Genuine thanksgiving has two elements. First, thanksgiving requires expressing gratitude for something good or beneficial. Thankfulness also requires thanking the giver of the blessing, gift or goodness. We thank a cook for a delicious meal. Alternatively, winning the lottery leaves us with no one to thank – unless the allegedly random outcome was rigged.
This Thanksgiving, ponder two questions: (1) For what are you thankful? (2) To whom should you give thanks?
I am slowly learning to be thankful to myself for much of what I do, feel, and think. Variously formulated Christian theological doctrines such as original sin and total depravity wrongly and completely devalue humans. Created by God, each of is valuable and able to do good things. Low self-esteem and lack of self-respect are never part of the true humility that includes self-appreciation for those times when we faithfully walk in Jesus’ footsteps of sacrificial love.

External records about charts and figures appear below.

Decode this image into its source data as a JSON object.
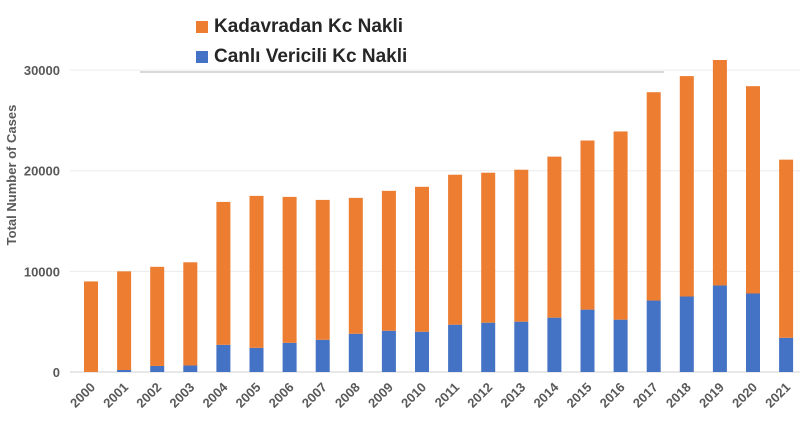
{
  "chart_data": {
    "type": "bar",
    "stacked": true,
    "title": "",
    "xlabel": "",
    "ylabel": "Total Number of Cases",
    "ylim": [
      0,
      31000
    ],
    "yticks": [
      0,
      10000,
      20000,
      30000
    ],
    "grid": true,
    "legend_position": "top-left",
    "categories": [
      "2000",
      "2001",
      "2002",
      "2003",
      "2004",
      "2005",
      "2006",
      "2007",
      "2008",
      "2009",
      "2010",
      "2011",
      "2012",
      "2013",
      "2014",
      "2015",
      "2016",
      "2017",
      "2018",
      "2019",
      "2020",
      "2021"
    ],
    "series": [
      {
        "name": "Canlı Vericili Kc Nakli",
        "color": "#4472C4",
        "values": [
          0,
          200,
          600,
          650,
          2700,
          2400,
          2900,
          3200,
          3800,
          4100,
          4000,
          4700,
          4900,
          5000,
          5400,
          6200,
          5200,
          7100,
          7500,
          8600,
          7800,
          3400
        ]
      },
      {
        "name": "Kadavradan Kc Nakli",
        "color": "#ED7D31",
        "values": [
          9000,
          9800,
          9850,
          10250,
          14200,
          15100,
          14500,
          13900,
          13500,
          13900,
          14400,
          14900,
          14900,
          15100,
          16000,
          16800,
          18700,
          20700,
          21900,
          22400,
          20600,
          17700
        ]
      }
    ]
  }
}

Concurrently, I am learning to reject excessive self-reliance and independence in favor of a healthy, mutual interdependence with family, friends and others. Take Thanksgiving as an opportunity to habituate intentionally thanking those persons whose love enriches your life.
Finally, learn to thank God for life. Life is our real blessing from God, an idea captured in the classic Jewish toast of Le Chaim (to life). For in life – whether in the cosmos’ beauty, human creativity, our limited autonomy, or our self-awareness – we experience an echo or reflection of the divine. We can also experience God in the Spirit’s gifts of wisdom, strength and courage.
To thank God for more– such as rain that blesses us but harms others – implies that God loves us better or more completely than God loves those to whom God has apparently been less good, less kind. That is patently wrong. God loves all creation, and God loves all of God's daughters and sons equally.